I discovered this function because Hugo Gruson telling me about lintr inspired me to skim through lintr reference, where I saw “Raise lints for several common poor usages of paste(). That linter would also tell you when you use paste(, sep = "") instead of paste0().

startsWith() and endsWith()

I learned about startsWith() and endsWith() by reading lintr reference but I also got notified about it when running lintr on a package I was working on. Have you ever tried running all linters on your code? Fun experience.
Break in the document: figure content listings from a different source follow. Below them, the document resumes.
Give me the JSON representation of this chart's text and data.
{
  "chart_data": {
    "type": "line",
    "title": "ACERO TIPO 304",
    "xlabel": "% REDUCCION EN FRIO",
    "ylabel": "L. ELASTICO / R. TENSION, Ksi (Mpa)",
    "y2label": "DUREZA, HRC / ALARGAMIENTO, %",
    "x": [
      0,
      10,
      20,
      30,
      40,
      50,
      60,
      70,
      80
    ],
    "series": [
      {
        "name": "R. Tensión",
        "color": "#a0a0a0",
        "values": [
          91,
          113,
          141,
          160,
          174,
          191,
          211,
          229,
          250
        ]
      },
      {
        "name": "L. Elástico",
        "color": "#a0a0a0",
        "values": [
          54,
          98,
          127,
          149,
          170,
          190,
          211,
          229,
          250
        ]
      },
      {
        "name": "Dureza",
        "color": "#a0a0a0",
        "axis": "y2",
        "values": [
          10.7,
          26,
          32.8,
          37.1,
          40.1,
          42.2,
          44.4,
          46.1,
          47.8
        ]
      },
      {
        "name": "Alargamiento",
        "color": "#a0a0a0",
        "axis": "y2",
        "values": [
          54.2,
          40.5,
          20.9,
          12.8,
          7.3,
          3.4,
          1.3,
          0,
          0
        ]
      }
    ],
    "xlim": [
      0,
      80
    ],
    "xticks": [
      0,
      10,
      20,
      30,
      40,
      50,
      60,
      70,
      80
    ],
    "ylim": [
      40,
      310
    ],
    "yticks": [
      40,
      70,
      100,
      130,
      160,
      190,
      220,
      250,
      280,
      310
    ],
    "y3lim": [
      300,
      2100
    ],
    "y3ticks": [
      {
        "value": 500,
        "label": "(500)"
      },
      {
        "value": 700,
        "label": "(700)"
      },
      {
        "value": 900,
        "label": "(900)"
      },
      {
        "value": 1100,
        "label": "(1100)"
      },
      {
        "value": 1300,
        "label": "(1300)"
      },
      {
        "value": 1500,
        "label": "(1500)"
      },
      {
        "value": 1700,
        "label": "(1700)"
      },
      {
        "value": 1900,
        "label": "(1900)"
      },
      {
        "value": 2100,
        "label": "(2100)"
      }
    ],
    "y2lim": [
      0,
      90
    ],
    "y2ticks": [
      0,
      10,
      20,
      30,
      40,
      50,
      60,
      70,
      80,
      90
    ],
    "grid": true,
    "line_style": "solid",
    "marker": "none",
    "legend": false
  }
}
Anyhow, one linter is Require usage of startsWith() and endsWith() over grepl()/substr() versions, with an interesting Details section on missing values.

Instead of writing

animals <- c("cat", "cow", "dog", "fish")
grepl("^c", animals)
#> [1]  TRUE  TRUE FALSE FALSE

I should write

animals <- c("cat", "cow", "dog", "fish")
startsWith(animals, "c")
#> [1]  TRUE  TRUE FALSE FALSE

A nice side-effect of the switch, beyond good practice for its own sake and more readability, is that the argument order is more logical in startsWith().

Similarly, instead of writing

animals <- c("cat", "cow", "dog", "fish")
grepl("t$", animals)
#> [1]  TRUE FALSE FALSE FALSE

I should write

animals <- c("cat", "cow", "dog", "fish")
endsWith(animals, "t")
#> [1]  TRUE FALSE FALSE FALSE

Conclusion

In this post I shared about grep() to be used in lieu of which(grepl()), about strrep() (string repetition) to be used in lieu of paste(rep(), collapse ="") and about startsWith() and endsWith() to be used in lieu of some regular expressions with respectively ^ and $.